Mr Lowry has now said the matter has been resolved and that he will not be commenting further.
“Although the delay in finalising this issue was inexcusable, unreasonable, and unfair, I am pleased with the final resolution and the discharge of the costs to those who represented me before the Tribunal,” he said.
The payments to politicians tribunal was established in 1997 and issued its final report in March 2011. Among its many findings were that Mr Lowry, as Minister for Communications, had interfered in the awarding of the State’s second mobile phone licence to Denis O’Brien’s Esat Digifone, and that there had been payments by Mr O’Brien to Mr Lowry that were “demonstrably referable” to Mr Lowry’s conduct in respect to the licence award.

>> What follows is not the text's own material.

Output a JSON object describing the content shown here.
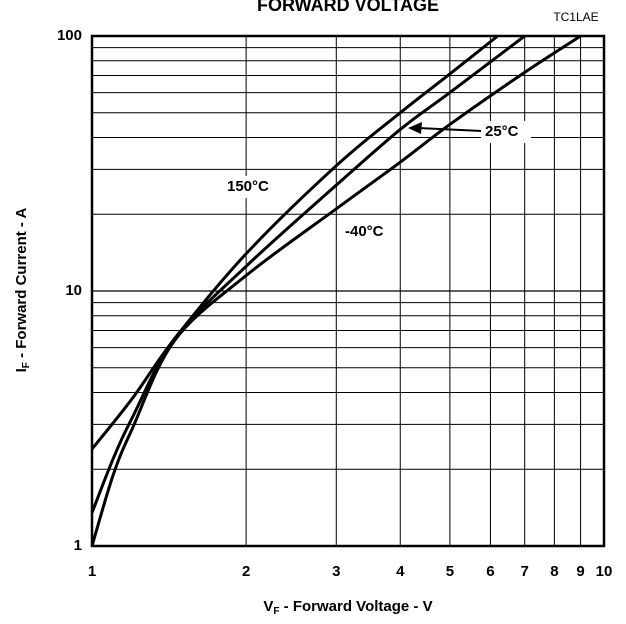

Mr O’Brien and Mr Lowry said they did not agree with the tribunal’s findings.
Among the tribunal’s other findings were that Mr Lowry and his accountant, Denis O’Connor, had been involved in a “choreographed falsehood” that was “orchestrated by O’Connor and Lowry with the objective of misleading the tribunal” in relation to one module of the tribunal’s inquiries.
In its rulings on costs, the tribunal said it was important to distinguish between substantive findings – findings in relation to the matters covered in the tribunal’s terms of reference – and findings in regard to co-operation. People against whom negative substantive findings are made do not lose their entitlement to costs on that basis.
The Court of Appeal did not find that the tribunal was in breach of fair procedures in relation to its finding of non-cooperation by Mr Lowry but did find that it was unclear why the tribunal had fixed on the very substantial reduction in costs (two thirds) that it decided upon because of that finding of non-cooperation.
On the face of it, it said, it appeared the decision had been made to deprive Mr Lowry of part of the costs of representation at tribunal modules for which there was no allegation of non-cooperation. The reasoning behind this was hard to ascertain, it said.
Mr Lowry was represented at the tribunal by solicitors Kelly Noone and a number of different counsel, including the Attorney General, Rossa Fanning.
In its decision the Court of Appeal noted that the co-operation of Mr Lowry’s legal representatives with the tribunal had never been doubted. It said it was Mr Lowry’s position that the legal representatives had at that stage (2018) only been paid “a tiny, tiny fraction” of the fees that had been incurred a decade earlier.
It also said Mr Lowry’s submission had been that his accountant, Mr O’Connor, had brought a claim for approximately €1.7 million, the bulk of which related to tribunal work. Mr Lowry “does not have the means to discharge such a liability”.
In 2014 there was a brief legal dispute between Mr O’Connor and Mr Lowry over the payment of fees to the accountant, with the politician saying there was an oral agreement that the fees would be paid out of the costs he secured from the tribunal, with Mr O’Connor saying the fees were due from Mr Lowry because the tribunal had completed its work. The matter was settled on consent.